19 brave students found the following description appealing enough to commit to two semesters of Integrated Modern US History and Advanced Placement language and Composition last spring, when they registered for their classes. Some teachers were willing to do the same. Several weeks into the semester, neither seems to regret the decision.
There were specific reasons why some students chose this class and there are some perks that the teachers identified early. Taylor Theakston, Junior at Bob Jones, stated that her parents felt like it was a good idea because “colleges are starting to do this.” Other students may have taken honors courses in the past, but were not ready to commit to the traditional AP course load. “I was looking for something different, not the standard English or history course,” stated Bob Jones Junior, Jenny Shaver. Even some students who were hesitant about history courses in general are enrolled in this integrated course. “I don’t like history, but I like English,” stated Ashlee Sunderman, another Bob Jones Junior, “and thought that this class might make history more interesting to me.” All students that I spoke with are already finding the course very intriguing and different than what they have been accustomed to in an English or a history course. As for the teachers? “We get to have our students all year,” stated Robin Dauma, who along with Bridgitte Drummond, feels that they will have time to do more with their students.
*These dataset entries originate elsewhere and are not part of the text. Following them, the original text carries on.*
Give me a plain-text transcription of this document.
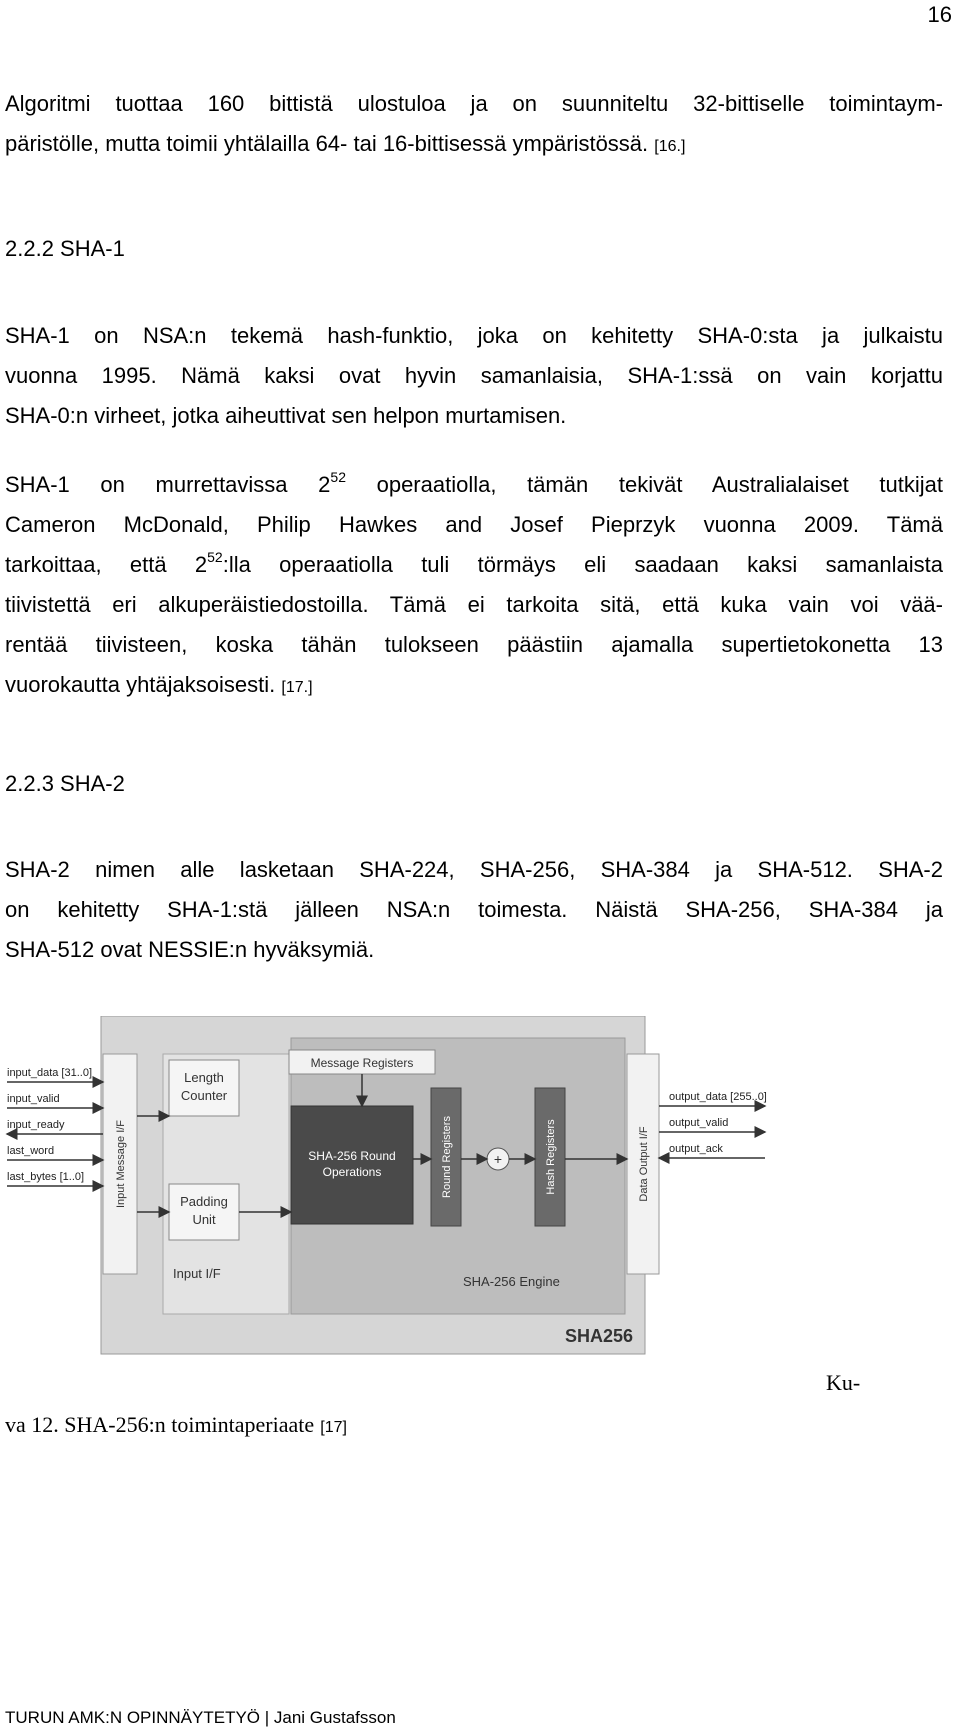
16
Algoritmi tuottaa 160 bittistä ulostuloa ja on suunniteltu 32-bittiselle toimintaym-
päristölle, mutta toimii yhtälailla 64- tai 16-bittisessä ympäristössä. [16.]
2.2.2 SHA-1
SHA-1 on NSA:n tekemä hash-funktio, joka on kehitetty SHA-0:sta ja julkaistu
vuonna 1995. Nämä kaksi ovat hyvin samanlaisia, SHA-1:ssä on vain korjattu
SHA-0:n virheet, jotka aiheuttivat sen helpon murtamisen.
SHA-1 on murrettavissa $2^{52}$ operaatiolla, tämän tekivät Australialaiset tutkijat
Cameron McDonald, Philip Hawkes and Josef Pieprzyk vuonna 2009. Tämä
tarkoittaa, että $2^{52}:lla$ operaatiolla tuli törmäys eli saadaan kaksi samanlaista
tiivistettä eri alkuperäistiedostoilla. Tämä ei tarkoita sitä, että kuka vain voi vää-
rentää tiivisteen, koska tähän tulokseen päästiin ajamalla supertietokonetta 13
vuorokautta yhtäjaksoisesti. [17.]
2.2.3 SHA-2
SHA-2 nimen alle lasketaan SHA-224, SHA-256, SHA-384 ja SHA-512. SHA-2
on kehitetty SHA-1:stä jälleen NSA:n toimesta. Näistä SHA-256, SHA-384 ja
SHA-512 ovat NESSIE:n hyväksymiä.
Input Message I/F	Data Output I/F
Length
Counter
Padding
Unit
Input I/F
Message Registers
SHA-256 Round
Operations	Round Registers	+	Hash Registers
SHA-256 Engine
SHA256
input_data [31..0]
input_valid
input_ready
last_word
last_bytes [1..0]
output_data [255..0]
output_valid
output_ack
Ku-
va 12. SHA-256:n toimintaperiaate [17]
TURUN AMK:N OPINNÄYTETYÖ | Jani Gustafsson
After visiting a district that offers all English and history classes as an integrated option, Madison City Schools decided to offer Integrated Modern US History and AP Language and Composition class as a pilot, to see if our students would benefit by having their English and history classes taught together. Would the experience provide additional context that would help students understand more of what they read? Would having two educators in the classroom provide additional support necessary to help students become better writers? More analytical thinkers? It is much too soon to speak to these questions; however, if student and educator satisfaction so far is any indication of success, then this class may become a fixture in high school curricula.
Students reported finding the class much more interesting than the standard thoroughfare and had been analyzing words from John McCain when I visited. Students’ homework? Identify a lyric from a song or a quote from a book and explain how it expresses a change in the human landscape. “It’s better to feel pain, than nothing at all / The opposite of love’s indifference, by The Lumineers,” said Shaver, “because no war has ever been fought by an indifferent leader. Passion of some sort has started every war that we have ever experienced.” If this student’s explanation is indicative of the benefits of an integrated English and history course, then we are on the right path.